In 2006, a jury convicted McLaughlin—then known as Scott McLaughlin—of murder, but deadlocked on the penalty. Under Missouri law, a judge is allowed to render a sentence when there’s a hung jury—which is how St. Louis County circuit judge Steven Goldman came to impose the ultimate penalty on McLaughlin.
But before I go on, let me make one point perfectly clear: McLaughlin committed a horrendous crime. In 2003, McLaughlin raped, strangled, and knifed her ex-girlfriend Beverly Guenther to death, then dumped her body near the Mississippi River.
Though McLaughlin’s defenders have cited her low IQ of 82, history of childhood abuse, and poor defense at trial as extenuating circumstances, there’s no doubt the victim suffered terribly. On a gut level, I find it hard to be that sympathetic to McLaughlin.

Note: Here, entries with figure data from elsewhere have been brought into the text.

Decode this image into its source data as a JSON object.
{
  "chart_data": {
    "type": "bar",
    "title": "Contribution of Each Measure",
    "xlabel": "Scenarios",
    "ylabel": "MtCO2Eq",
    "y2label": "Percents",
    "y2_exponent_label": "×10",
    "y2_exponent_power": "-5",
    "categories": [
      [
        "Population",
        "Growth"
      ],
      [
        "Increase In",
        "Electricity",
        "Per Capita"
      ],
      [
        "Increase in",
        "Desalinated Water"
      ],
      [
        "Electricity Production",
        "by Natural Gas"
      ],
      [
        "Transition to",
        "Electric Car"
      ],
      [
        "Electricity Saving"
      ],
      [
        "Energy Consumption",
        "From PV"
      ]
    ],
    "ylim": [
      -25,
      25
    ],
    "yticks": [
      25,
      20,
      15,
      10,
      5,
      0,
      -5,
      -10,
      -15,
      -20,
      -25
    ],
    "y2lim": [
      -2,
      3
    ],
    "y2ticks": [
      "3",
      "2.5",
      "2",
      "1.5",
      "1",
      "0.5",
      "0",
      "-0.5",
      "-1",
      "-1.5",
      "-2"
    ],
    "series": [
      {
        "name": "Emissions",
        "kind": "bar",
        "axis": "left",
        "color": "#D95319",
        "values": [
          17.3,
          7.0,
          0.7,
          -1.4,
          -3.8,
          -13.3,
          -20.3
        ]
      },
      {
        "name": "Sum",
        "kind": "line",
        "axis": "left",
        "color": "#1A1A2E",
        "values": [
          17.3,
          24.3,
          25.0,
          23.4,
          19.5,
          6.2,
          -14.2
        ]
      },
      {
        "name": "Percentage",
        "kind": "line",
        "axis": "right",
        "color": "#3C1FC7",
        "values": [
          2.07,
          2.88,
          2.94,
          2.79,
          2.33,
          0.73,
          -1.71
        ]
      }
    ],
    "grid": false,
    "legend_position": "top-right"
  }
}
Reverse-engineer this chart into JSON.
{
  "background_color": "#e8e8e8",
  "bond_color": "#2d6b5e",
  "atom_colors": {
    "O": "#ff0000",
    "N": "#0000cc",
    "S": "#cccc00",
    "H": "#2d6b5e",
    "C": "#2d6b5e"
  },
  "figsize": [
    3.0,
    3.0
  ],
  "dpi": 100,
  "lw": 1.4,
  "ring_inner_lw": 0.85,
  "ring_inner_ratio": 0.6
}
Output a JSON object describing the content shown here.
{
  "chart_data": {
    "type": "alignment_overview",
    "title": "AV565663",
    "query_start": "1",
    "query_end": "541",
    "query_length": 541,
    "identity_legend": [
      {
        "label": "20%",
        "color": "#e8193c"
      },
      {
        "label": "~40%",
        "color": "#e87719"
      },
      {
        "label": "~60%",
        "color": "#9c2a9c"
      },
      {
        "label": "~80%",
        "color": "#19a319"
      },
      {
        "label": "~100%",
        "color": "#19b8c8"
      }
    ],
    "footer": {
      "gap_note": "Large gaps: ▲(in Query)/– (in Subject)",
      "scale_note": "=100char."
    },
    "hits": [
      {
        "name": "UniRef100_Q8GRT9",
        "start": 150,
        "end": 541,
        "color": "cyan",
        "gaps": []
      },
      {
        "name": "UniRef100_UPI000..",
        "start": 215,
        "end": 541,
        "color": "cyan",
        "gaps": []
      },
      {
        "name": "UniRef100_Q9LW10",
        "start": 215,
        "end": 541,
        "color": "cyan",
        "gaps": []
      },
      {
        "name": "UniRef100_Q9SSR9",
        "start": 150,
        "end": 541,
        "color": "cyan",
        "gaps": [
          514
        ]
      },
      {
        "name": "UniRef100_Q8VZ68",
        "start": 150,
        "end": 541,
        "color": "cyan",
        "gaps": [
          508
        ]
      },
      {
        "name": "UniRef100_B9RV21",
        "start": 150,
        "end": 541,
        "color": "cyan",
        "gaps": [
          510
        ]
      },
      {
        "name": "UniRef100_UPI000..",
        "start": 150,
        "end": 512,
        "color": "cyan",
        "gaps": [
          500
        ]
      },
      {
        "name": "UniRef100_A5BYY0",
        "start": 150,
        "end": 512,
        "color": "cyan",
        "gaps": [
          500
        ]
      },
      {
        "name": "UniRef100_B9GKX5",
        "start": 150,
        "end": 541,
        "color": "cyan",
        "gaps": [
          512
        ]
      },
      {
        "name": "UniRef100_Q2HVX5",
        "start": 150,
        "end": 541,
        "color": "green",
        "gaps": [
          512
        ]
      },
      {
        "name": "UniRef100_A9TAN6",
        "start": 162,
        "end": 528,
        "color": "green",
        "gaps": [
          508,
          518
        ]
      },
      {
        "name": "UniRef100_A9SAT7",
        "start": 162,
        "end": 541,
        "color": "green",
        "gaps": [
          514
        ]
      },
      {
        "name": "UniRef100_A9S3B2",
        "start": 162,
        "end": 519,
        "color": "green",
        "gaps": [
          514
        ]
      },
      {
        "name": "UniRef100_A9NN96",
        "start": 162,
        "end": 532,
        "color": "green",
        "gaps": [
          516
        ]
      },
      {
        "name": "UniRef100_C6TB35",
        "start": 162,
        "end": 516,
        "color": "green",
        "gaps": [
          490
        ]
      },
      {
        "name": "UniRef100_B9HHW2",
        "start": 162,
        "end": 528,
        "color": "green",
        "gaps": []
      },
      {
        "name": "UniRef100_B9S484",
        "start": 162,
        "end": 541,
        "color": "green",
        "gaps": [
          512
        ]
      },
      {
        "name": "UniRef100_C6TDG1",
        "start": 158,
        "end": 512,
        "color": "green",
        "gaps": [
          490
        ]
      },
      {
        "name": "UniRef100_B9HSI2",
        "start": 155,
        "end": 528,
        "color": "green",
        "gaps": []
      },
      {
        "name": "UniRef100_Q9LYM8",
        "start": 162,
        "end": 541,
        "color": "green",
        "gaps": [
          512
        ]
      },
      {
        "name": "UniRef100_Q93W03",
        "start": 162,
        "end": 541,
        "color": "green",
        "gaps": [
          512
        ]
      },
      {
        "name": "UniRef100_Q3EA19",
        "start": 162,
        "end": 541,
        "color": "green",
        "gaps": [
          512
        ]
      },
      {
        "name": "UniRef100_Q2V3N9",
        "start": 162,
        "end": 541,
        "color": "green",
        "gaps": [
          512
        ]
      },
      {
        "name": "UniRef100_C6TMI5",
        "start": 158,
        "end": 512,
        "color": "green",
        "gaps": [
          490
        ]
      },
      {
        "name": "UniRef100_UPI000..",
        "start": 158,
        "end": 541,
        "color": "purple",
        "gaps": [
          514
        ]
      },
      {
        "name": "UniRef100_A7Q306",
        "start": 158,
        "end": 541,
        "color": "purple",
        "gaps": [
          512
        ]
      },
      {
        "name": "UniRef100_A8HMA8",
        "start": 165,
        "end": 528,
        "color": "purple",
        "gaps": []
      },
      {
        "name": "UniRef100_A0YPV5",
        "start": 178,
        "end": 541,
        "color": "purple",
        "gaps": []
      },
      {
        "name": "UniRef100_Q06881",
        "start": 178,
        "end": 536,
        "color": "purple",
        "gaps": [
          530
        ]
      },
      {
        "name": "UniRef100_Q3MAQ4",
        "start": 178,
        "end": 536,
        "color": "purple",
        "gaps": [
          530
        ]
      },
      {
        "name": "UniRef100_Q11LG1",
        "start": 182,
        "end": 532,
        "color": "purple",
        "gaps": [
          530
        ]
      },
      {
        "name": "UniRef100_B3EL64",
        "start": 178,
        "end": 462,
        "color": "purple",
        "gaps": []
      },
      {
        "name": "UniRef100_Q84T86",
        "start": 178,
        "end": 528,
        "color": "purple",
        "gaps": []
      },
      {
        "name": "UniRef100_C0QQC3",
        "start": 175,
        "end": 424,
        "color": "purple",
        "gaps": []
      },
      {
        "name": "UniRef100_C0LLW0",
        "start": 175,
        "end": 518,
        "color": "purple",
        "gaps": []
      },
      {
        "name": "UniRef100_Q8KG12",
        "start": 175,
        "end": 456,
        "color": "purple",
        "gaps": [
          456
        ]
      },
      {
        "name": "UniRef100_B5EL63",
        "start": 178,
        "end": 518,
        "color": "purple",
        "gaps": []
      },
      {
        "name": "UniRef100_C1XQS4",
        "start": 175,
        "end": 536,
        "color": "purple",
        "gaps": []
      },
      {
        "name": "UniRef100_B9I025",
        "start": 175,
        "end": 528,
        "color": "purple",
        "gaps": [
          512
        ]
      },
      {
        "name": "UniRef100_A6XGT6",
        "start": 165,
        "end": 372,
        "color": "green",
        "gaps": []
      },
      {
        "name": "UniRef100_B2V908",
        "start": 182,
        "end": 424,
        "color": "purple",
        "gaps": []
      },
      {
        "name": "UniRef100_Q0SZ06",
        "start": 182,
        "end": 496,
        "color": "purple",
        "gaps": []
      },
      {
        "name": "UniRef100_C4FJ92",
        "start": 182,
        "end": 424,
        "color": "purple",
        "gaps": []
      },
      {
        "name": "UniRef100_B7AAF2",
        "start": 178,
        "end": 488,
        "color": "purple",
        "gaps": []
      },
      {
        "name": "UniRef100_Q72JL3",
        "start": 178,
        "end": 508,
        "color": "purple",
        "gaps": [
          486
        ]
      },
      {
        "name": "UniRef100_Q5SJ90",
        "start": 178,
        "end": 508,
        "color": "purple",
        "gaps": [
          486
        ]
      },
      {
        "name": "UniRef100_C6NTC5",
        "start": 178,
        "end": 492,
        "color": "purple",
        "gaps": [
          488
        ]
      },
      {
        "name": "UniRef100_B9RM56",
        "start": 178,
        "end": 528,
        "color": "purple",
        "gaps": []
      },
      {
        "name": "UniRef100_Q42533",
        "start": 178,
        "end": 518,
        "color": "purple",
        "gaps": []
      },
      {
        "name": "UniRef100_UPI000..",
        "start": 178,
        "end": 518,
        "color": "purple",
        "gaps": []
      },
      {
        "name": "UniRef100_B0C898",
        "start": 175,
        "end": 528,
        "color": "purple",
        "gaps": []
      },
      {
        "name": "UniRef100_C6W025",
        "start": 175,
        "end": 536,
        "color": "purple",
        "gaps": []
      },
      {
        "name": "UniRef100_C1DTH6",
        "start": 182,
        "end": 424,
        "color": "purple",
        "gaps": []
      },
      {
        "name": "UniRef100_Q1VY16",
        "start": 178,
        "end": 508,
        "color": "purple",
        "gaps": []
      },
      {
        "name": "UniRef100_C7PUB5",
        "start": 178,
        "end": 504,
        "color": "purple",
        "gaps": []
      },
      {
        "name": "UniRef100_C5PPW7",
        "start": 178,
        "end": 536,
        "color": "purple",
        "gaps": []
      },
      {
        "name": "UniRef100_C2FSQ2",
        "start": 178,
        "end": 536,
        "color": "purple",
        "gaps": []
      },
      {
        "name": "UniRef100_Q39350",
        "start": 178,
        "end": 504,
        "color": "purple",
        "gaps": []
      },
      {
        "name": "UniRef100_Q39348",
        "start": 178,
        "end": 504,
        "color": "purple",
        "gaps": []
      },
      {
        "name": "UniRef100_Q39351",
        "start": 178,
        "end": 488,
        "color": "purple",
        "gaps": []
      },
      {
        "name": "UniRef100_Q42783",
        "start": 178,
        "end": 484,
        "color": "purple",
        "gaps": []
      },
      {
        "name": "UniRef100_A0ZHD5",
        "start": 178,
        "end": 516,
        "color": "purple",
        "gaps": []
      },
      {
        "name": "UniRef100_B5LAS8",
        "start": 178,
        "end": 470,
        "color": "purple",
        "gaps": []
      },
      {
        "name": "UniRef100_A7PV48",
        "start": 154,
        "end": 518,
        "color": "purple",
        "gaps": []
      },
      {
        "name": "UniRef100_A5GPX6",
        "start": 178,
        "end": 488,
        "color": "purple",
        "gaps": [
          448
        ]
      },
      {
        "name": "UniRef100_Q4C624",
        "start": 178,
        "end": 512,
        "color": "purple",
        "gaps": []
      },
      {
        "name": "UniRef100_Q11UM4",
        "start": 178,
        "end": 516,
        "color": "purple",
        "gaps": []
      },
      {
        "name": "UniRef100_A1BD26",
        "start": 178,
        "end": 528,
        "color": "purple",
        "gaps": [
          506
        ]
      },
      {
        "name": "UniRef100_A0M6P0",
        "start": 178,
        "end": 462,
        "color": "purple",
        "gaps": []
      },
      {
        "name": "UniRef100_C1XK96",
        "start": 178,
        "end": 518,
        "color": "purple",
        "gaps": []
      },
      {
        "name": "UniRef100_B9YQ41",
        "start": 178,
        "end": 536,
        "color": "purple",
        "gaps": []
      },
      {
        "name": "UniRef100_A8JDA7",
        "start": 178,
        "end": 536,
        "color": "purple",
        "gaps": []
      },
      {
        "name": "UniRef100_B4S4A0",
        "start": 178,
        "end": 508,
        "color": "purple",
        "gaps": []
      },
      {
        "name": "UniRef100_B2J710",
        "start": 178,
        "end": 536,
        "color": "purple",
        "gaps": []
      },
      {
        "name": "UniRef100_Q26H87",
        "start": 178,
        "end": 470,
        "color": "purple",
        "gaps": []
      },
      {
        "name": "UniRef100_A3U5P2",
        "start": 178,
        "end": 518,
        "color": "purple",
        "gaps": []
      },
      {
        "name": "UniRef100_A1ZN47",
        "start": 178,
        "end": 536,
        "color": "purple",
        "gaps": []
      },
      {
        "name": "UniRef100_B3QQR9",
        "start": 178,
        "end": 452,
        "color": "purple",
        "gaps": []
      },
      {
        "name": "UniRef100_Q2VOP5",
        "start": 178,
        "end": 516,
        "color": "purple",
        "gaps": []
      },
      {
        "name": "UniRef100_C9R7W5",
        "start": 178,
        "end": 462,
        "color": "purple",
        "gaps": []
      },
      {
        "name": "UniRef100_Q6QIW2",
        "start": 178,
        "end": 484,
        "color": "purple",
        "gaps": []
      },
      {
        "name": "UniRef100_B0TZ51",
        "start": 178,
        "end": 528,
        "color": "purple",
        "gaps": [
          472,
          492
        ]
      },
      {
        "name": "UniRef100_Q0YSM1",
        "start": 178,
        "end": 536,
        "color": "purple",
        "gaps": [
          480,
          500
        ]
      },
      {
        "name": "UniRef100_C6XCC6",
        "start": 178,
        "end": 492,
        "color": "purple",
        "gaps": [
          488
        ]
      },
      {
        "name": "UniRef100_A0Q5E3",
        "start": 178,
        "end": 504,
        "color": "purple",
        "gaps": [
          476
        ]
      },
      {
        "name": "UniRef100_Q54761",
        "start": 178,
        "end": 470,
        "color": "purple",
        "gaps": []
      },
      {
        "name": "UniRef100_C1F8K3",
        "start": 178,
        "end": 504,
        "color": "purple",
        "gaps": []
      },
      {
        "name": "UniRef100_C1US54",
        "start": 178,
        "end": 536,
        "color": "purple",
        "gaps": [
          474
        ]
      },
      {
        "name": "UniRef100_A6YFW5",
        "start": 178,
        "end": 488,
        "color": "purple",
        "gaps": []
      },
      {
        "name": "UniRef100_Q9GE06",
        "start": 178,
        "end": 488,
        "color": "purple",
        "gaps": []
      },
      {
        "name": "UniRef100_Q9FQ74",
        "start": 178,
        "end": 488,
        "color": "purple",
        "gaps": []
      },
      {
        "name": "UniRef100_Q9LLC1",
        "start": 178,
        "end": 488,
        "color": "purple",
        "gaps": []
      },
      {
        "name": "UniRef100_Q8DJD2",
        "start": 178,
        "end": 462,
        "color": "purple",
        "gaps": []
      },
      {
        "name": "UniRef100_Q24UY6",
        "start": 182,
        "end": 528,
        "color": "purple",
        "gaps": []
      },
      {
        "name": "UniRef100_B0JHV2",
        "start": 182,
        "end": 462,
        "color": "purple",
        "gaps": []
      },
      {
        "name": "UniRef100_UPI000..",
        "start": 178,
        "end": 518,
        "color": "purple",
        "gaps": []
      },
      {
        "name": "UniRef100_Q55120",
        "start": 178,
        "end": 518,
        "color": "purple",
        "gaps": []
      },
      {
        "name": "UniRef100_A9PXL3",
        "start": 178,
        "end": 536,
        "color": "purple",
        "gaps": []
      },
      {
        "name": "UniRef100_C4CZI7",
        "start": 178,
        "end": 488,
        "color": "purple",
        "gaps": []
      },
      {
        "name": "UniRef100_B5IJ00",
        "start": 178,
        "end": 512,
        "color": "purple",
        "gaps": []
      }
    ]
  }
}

Yet in so many ways, McLaughlin’s death sentence and execution strike me as a travesty of justice. Among the 27 states with death penalties, the vast majority require a unanimous jury vote to impose the death penalty.
But somehow Missouri, along with Indiana, are the outliers, bestowing this colossal power when a jury is undecided at sentencing to one person: the trial judge.
Indeed, it’s hard to fathom why a trial judge or any one person should be given such power. Isn’t it a perversion of the jury system—our fundamental right to be judged by our peers—that a judge can usurp the proceedings?
Particularly so in McLaughlin’s case since the jurors seemed to have wrestled mightily with the charges and showed deep reluctance about imposing the death penalty.
Yet we have a judge who seemed cocksure of himself, eagerly filling in blanks with bold pronouncements in instances where the jurors saw nuance and complexity.
“The only aggravating circumstance [the jury] found was ‘depravity of mind,’ and so I found that also, and I just elaborated with what the jury said,” Judge Goldman, now retired, told the St. Louis Post-Dispatch recently, adding, “I believe in the death penalty.”
‘End-Run Around a Jury’
Goldman, a former prosecutor, also helped draft the law that gave judges the right to decide punishment in death penalty cases in situations of jury deadlock, reports the Post-Dispatch.
Several retired Missouri judges were so troubled by the state law and Goldman’s action that they raised alarms. Led by former Missouri Supreme Court Chief Justice Michael Wolff, they wrote to Gov. Mike Parson last month, asking that he commute McLaughlin’s sentence to life in prison.
Citing “a flaw in Missouri’s capital sentencing scheme” that gives a trial judge the ability to impose capital punishment in cases of jury deadlocks, the judges wrote: “This flaw is more pronounced in this case because the trial judge then relied upon aggravating circumstances specifically rejected by the jury. ... The trial judge did a complete end-run around a jury, where Mr. McLaughlin’s attorneys had persuaded at least one and maybe 11 jurors that death was not appropriate.”
Let that sink in: “a complete end-run around a jury.”
It was a serious indictment—not that Gov. Parson seemed to heed the warning, considering that he denied the stay of execution.
If there’s one thing we should take away from this whole sorry episode it’s that judges shouldn’t be allowed to nullify a jury and hijack our system of justice.